Update doc about "How PMD Works"

2017-09-29 10:30:23 +02:00
parent f7d67df442
commit eb6624deb6
1 changed files with 37 additions and 14 deletions
--- a/docs/pages/pmd/devdocs/how_pmd_works.md
+++ b/docs/pages/pmd/devdocs/how_pmd_works.md
@ -1,22 +1,45 @@
 ---
-title: PMD How it Works
+title: How PMD Works
 tags: [customizing]
-summary: How PMD Works
-last_updated: July 3, 2016
+summary: Processing overview of the different steps taken by PMD.
+last_updated: September 2017
 permalink: pmd_devdocs_how_pmd_works.html
-author: Tom Copeland
+author: Tom Copeland, Andreas Dangel <andreas.dangel@adangel.org>
 ---

-# How it works
+## Overview

-PMD checks source code against rules and produces a report. Like this:
+The processing starts e.g. with the main class: `net.sourceforge.pmd.PMD`

-*   Something passes a file name and a RuleSet into PMD.
-*   PMD hands an InputStream of the source file to a JavaCC-generated parser.
-*   PMD gets a reference to an Abstract Syntax Tree back from the parser.
-*   PMD hands the AST off to the symbol table layer which builds scopes, finds declarations, and find usages.
-*   If any rules need data flow analysis, PMD hands the AST over to the DFA layer for building control flow graphs and data flow nodes.
-*   Each Rule in the RuleSet gets to traverse the AST and check for problems. The rules can also poke around the symbol table and DFA nodes.
-*   The Report is now filled with RuleViolations, and those get printed out in XML or HTML or whatever.
+{%include note.html content="This is the command line interface. There are many other means, who
+PMD can be invoked. E.g. via ant, maven, gradle..." %}

-Not much detail here… if you think this document can be improved, please post [here](http://sourceforge.net/p/pmd/discussion/188192) and let us know how.
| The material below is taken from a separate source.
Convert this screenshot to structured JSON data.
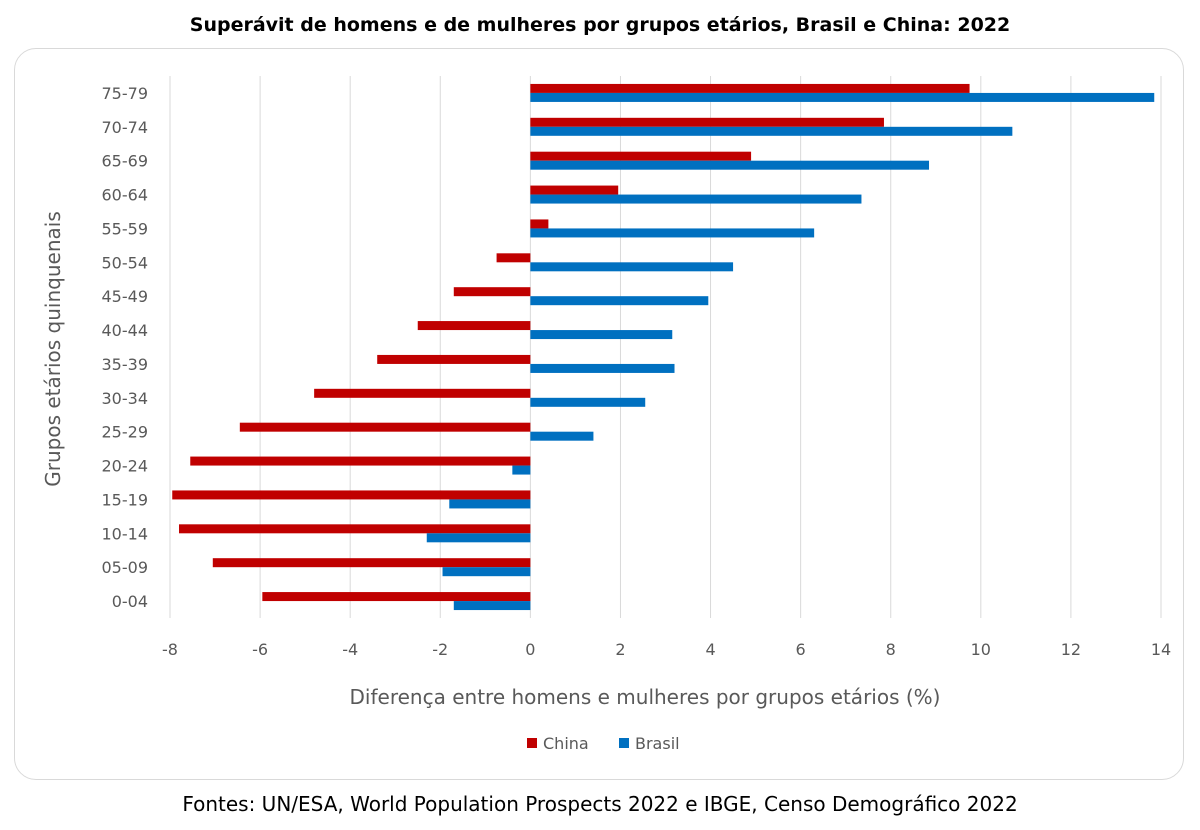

Thanks!
+*   Parse command line parameters (see net.sourceforge.pmd.cli.PMDParameters)
+    Also load the incremental analysis cache file
+*   Load rulesets/rules
+*   Determine languages (rules of different languages might be mixed in rulesets)
+*   Determine files (uses the given source directory, filter by the language's file extensions)
+*   Prepare the renderer
+*   Sort the files by name
+*   Check whether we can use the incremental analysis cache (if the rulesets changed, it will be invalid)
+*   Prepare the SourceCodeProcessor based on the configuration
+*   Analyze the files. Either single threaded or multi-threaded parallel. This task is encapsulated
+    in `net.sourceforge.pmd.processor.PMDRunnable`:
+    *   Create input stream
+    *   Call source code processor (`net.sourceforge.pmd.SourceCodeProcessor`):
+        1.  Determine the language
+        2.  Check whether the file is already analyzed and a result is available from the analysis cache
+        3.  Parse the source code. Result is the root AST node.
+        4.  Always run the SymbolFacade visitor. It builds scopes, finds declarations and usages.
+        5.  Run DFA (data flow analysis) visitor (if at least one rule requires it) for building
+            control flow graphs and data flow nodes.
+        6.  Run TypeResolution visitor (if at least one rule requires it)
+        7.  FUTURE: Run multifile analysis (if at least one rule requires it)
+        8.  Execute the rules:
+            *   First run the rules that opted in for the rule chain mechanism
+            *   Run all the other rules and let them traverse the AST. The rules can use the symbol table,
+                type resolution information and DFA nodes.
+            *   The rules will report found problems as RuleViolations.
+*   Render the found violations into the wanted format (XML, text, HTML, ...)
+*   Store the incremental analysis cache
+*   Depending on the number of violations found, exit with code 0 or 4.